New Zealand / Regional

World buskers fest 'a success'

06:40 am on 23 January 2015

With three days still to run, Christchurch's World Buskers Festival is being labelled a success by its new director.

Jugglers Zane and Degge interact with members of the audience. Photo: RNZ / Conan Young

The festival had undergone big changes this year including moving beyond Hagley Park and into the city for the first time since the earthquakes in 2011.

For the past three years the festival had been confined to Hagley Park after the earthquakes put much of the CBD out of bounds.

Jugglers Zane and Degge from Wellington were one of the 50 acts bringing smiles to peoples faces in Christchurch for the past two weeks.

While still using the park this year, performers had also been able to stretch their wings in places such as the Arts Centre and the ReStart Mall, something Zane said was a welcome change.

"That's what busking is really, it's bringing the streets to life.

"The park is wonderful, don't get me wrong but to be able to lift the streets up and get Christchurch buzzing is what it's all about."

Christchurch's Famous Rubberband Boy, aka Shay Horay, got a start at the festival when he was just 15.

He said after touring his show around the world, his home town audience was the most discerning one he had come across.

"If you start to do the normal lines....they see through that. Due to the way the audiences are, it's tailored the way that my show is.

"I've got the Guinness World Record for the most rubberbands on my face, escaped from a straight jacket on a pogo stick.

"There's actually nothing in the show you'll see in any other show."

The coin operated girl Photo: RNZ / Conan Young

One of the sold out shows this year was the Boy With Tape On His Mouth, played by Christchurch local Sam Wills.

He said this year's show was a reprise of the one he first did at the festival in 2011.

Since then life had changed dramatically.

"Since then we've done a whole bunch of shows in Australia, we've taken the show to the UK, Europe, I've done the Royal Variety Performance at the Royal Albert Hall and the show's just getting more refined, tighter and better."

Mr Wills said the festival played an important role in fostering new talent in Christchurch.

"It was one of those things for me growing up and watching the festival, I saw so many talented performers and it was that thing of going I want to be like those shows.

"And so I learned so much from watching their shows and it was just that yearly thing where you get reminded that it can really happen, that this is an option."

The festival's creator Jodi Wright took a back seat from the event for the first time in its 22-year history, this time around.
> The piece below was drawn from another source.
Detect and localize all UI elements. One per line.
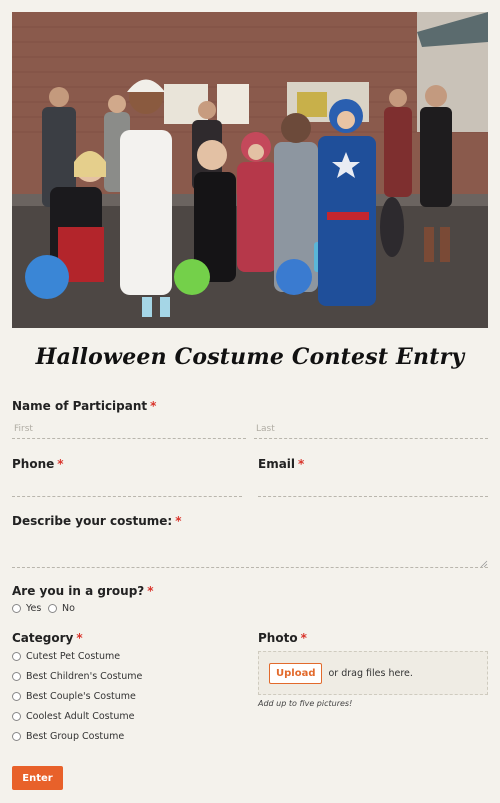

Sport Sally entertains a member of the public. Photo: RNZ / Conan Young

The man who took on her job, festival director, Glenn Pickering, said they expected to at-least break even this year, despite a cut in funding from the Christchurch City Council.

He said it was not hard to make a case for why the festival should stay in Christchurch.

"People come from all around New Zealand to see this festival and nowhere else in the country can you go to a festival for free, watch top international performers and all they ask is for you to put two dollars into a hat."

Mr Pickering said work had already started on next year's show which he said would include even more venues in the city and on the streets.